By Bradley Keoun
Nov. 17 (Bloomberg) -- Citigroup Inc., the U.S. bank with the most employees, plans to eliminate more than 50,000 jobs and cut expenses by 20 percent from their peak as the global economy contracts.
Chief Executive Officer Vikram Pandit intends to reduce head count by about 14 percent to 300,000 in the ``near term,'' according to a presentation on the firm's Web site today. Pandit has already cut 23,000 jobs, leaving the New York-based bank with 352,000 employees as of Sept. 30.
Citigroup slumped 19 percent in New York trading last week and is down 68 percent this year, after four straight quarterly losses totaling $20 billion. The fourth-biggest U.S. bank by market value will probably post a loss of about $187 million for the fourth quarter, analysts surveyed by Bloomberg estimated.
``Continued asset and expense reductions, while positive, are indicative that the operating environment has been and is expected to continue to be challenging,'' Barclays Capital analyst Jason Goldberg said today in a report.
Citigroup declined 57 cents, or 6 percent, to $8.95 in composite trading on the New York Stock Exchange at 10:31 a.m., the second-worst performance behind BB&T Corp. on the 24-company KBW Bank Index.
Annual expenses will fall to about $50 billion in 2009, according to today's presentation. Expenses in the past four quarters totaled $62 billion.
Job Cuts
Banks and brokerages worldwide have announced more than 200,000 job cuts since the subprime mortgage market's collapse last year sparked a credit crisis. Goldman Sachs Group Inc., which converted last month from the biggest U.S. securities firm into a commercial bank, began earlier this month telling about 3,200 employees, or 10 percent of its workforce, they were out of a job, according to a person familiar with the decision.
Citigroup, Goldman Sachs and rivals such as Merrill Lynch & Co. have been reducing staff as the revenue outlook dims for banks and securities firms.

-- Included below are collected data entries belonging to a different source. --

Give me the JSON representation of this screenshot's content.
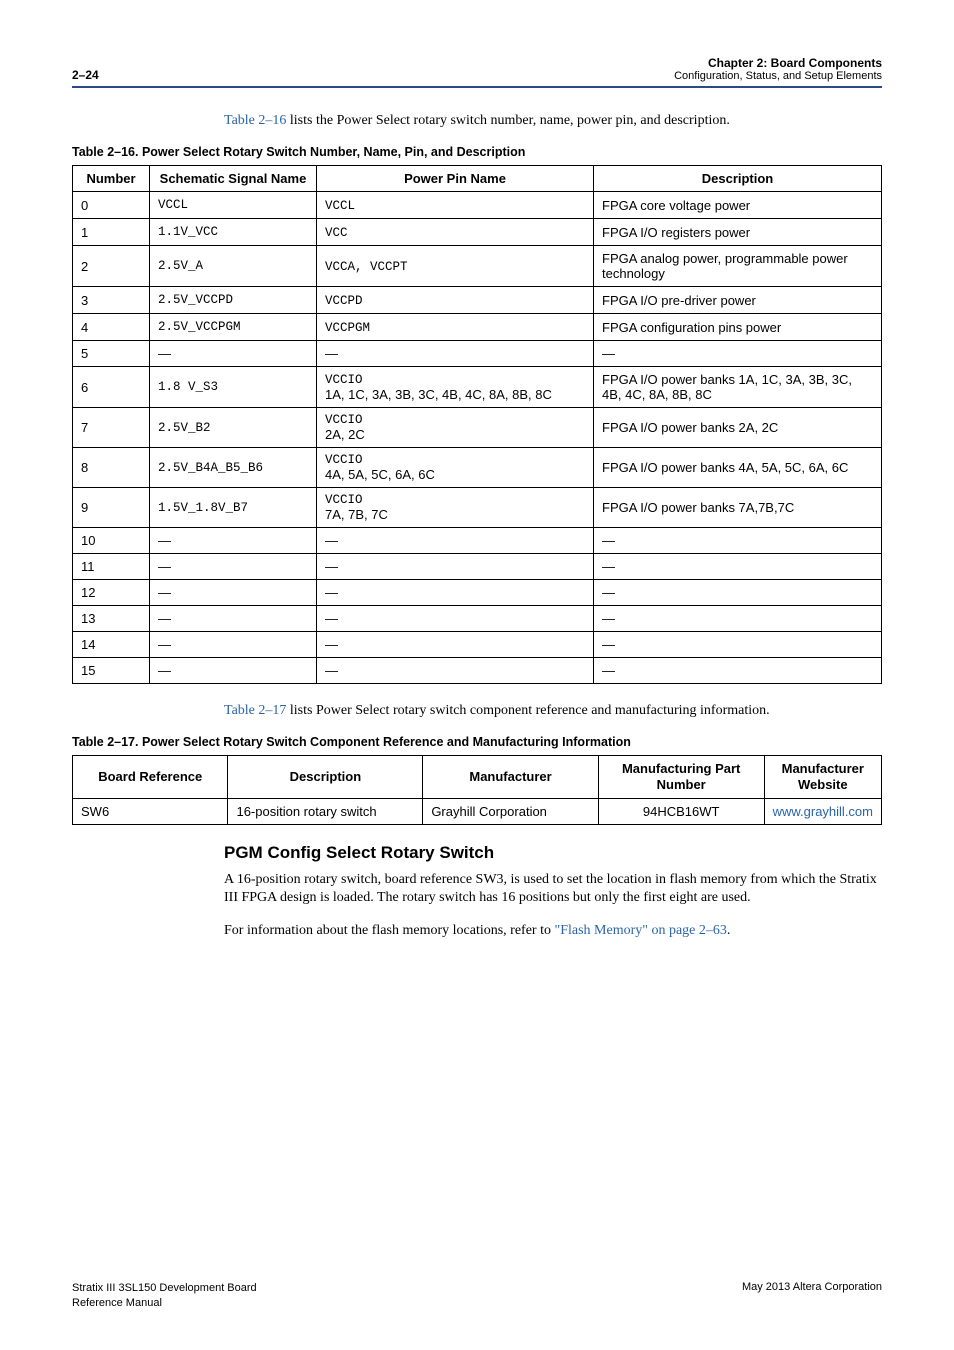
{
  "header": {
    "page_num": "2–24",
    "chapter": "Chapter 2: Board Components",
    "section": "Configuration, Status, and Setup Elements"
  },
  "intro_para": {
    "link": "Table 2–16",
    "rest": " lists the Power Select rotary switch number, name, power pin, and description."
  },
  "table16": {
    "caption": "Table 2–16.  Power Select Rotary Switch Number, Name, Pin, and Description",
    "headers": {
      "number": "Number",
      "schematic": "Schematic Signal Name",
      "pin": "Power Pin Name",
      "desc": "Description"
    },
    "rows": [
      {
        "num": "0",
        "sig": "VCCL",
        "pin": "VCCL",
        "desc": "FPGA core voltage power"
      },
      {
        "num": "1",
        "sig": "1.1V_VCC",
        "pin": "VCC",
        "desc": "FPGA I/O registers power"
      },
      {
        "num": "2",
        "sig": "2.5V_A",
        "pin": "VCCA, VCCPT",
        "desc": "FPGA analog power, programmable power technology"
      },
      {
        "num": "3",
        "sig": "2.5V_VCCPD",
        "pin": "VCCPD",
        "desc": "FPGA I/O pre-driver power"
      },
      {
        "num": "4",
        "sig": "2.5V_VCCPGM",
        "pin": "VCCPGM",
        "desc": "FPGA configuration pins power"
      },
      {
        "num": "5",
        "sig": "—",
        "pin": "—",
        "desc": "—",
        "dash": true
      },
      {
        "num": "6",
        "sig": "1.8 V_S3",
        "pin1": "VCCIO",
        "pin2": "1A, 1C, 3A, 3B, 3C, 4B, 4C, 8A, 8B, 8C",
        "desc": "FPGA I/O power banks 1A, 1C, 3A, 3B, 3C, 4B, 4C, 8A, 8B, 8C",
        "twoline": true
      },
      {
        "num": "7",
        "sig": "2.5V_B2",
        "pin1": "VCCIO",
        "pin2": "2A, 2C",
        "desc": "FPGA I/O power banks 2A, 2C",
        "twoline": true
      },
      {
        "num": "8",
        "sig": "2.5V_B4A_B5_B6",
        "pin1": "VCCIO",
        "pin2": "4A, 5A, 5C, 6A, 6C",
        "desc": "FPGA I/O power banks 4A, 5A, 5C, 6A, 6C",
        "twoline": true
      },
      {
        "num": "9",
        "sig": "1.5V_1.8V_B7",
        "pin1": "VCCIO",
        "pin2": "7A, 7B, 7C",
        "desc": "FPGA I/O power banks 7A,7B,7C",
        "twoline": true
      },
      {
        "num": "10",
        "sig": "—",
        "pin": "—",
        "desc": "—",
        "dash": true
      },
      {
        "num": "11",
        "sig": "—",
        "pin": "—",
        "desc": "—",
        "dash": true
      },
      {
        "num": "12",
        "sig": "—",
        "pin": "—",
        "desc": "—",
        "dash": true
      },
      {
        "num": "13",
        "sig": "—",
        "pin": "—",
        "desc": "—",
        "dash": true
      },
      {
        "num": "14",
        "sig": "—",
        "pin": "—",
        "desc": "—",
        "dash": true
      },
      {
        "num": "15",
        "sig": "—",
        "pin": "—",
        "desc": "—",
        "dash": true
      }
    ]
  },
  "mid_para": {
    "link": "Table 2–17",
    "rest": " lists Power Select rotary switch component reference and manufacturing information."
  },
  "table17": {
    "caption": "Table 2–17.  Power Select Rotary Switch Component Reference and Manufacturing Information",
    "headers": {
      "ref": "Board Reference",
      "desc": "Description",
      "mfr": "Manufacturer",
      "part": "Manufacturing Part Number",
      "site": "Manufacturer Website"
    },
    "row": {
      "ref": "SW6",
      "desc": "16-position rotary switch",
      "mfr": "Grayhill Corporation",
      "part": "94HCB16WT",
      "site": "www.grayhill.com"
    }
  },
  "section2": {
    "heading": "PGM Config Select Rotary Switch",
    "para1": "A 16-position rotary switch, board reference SW3, is used to set the location in flash memory from which the Stratix III FPGA design is loaded. The rotary switch has 16 positions but only the first eight are used.",
    "para2_pre": "For information about the flash memory locations, refer to ",
    "para2_link": "\"Flash Memory\" on page 2–63",
    "para2_post": "."
  },
  "footer": {
    "left1": "Stratix III 3SL150 Development Board",
    "left2": "Reference Manual",
    "right": "May 2013   Altera Corporation"
  }
}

Most major global stock indexes have dropped more than 25 percent this year, with the Standard & Poor's 500 Index down 40 percent. The International Monetary Fund's World Economic Outlook forecast last month that global growth will weaken to 3 percent in 2009, from 3.9 percent this year and 5 percent in 2007.
Dimon's Expectations
Pandit's counterpart at JPMorgan Chase & Co., Jamie Dimon, said last week that the U.S. recession ``could be worse'' than the credit-market crisis that brought lending to a standstill. New York-based JPMorgan is the biggest U.S. bank by market value.
The U.S. unemployment rate rose to 6.5 percent in October, the highest level since 1994, the Labor Department said last week. Auto sales plunged 32 percent, manufacturing contracted at its fastest pace in 26 years and consumer confidence fell by the most on record during the month.
The bank's job cuts are bigger than any other financial institution, according to data compiled by Bloomberg. UBS, Merrill and Wachovia Corp. are among companies that have disclosed more than 5,000 job reductions.
Citigroup's board was forced to issue a statement last week in support of Chairman Win Bischoff after the Wall Street Journal reported that some directors may want to replace him.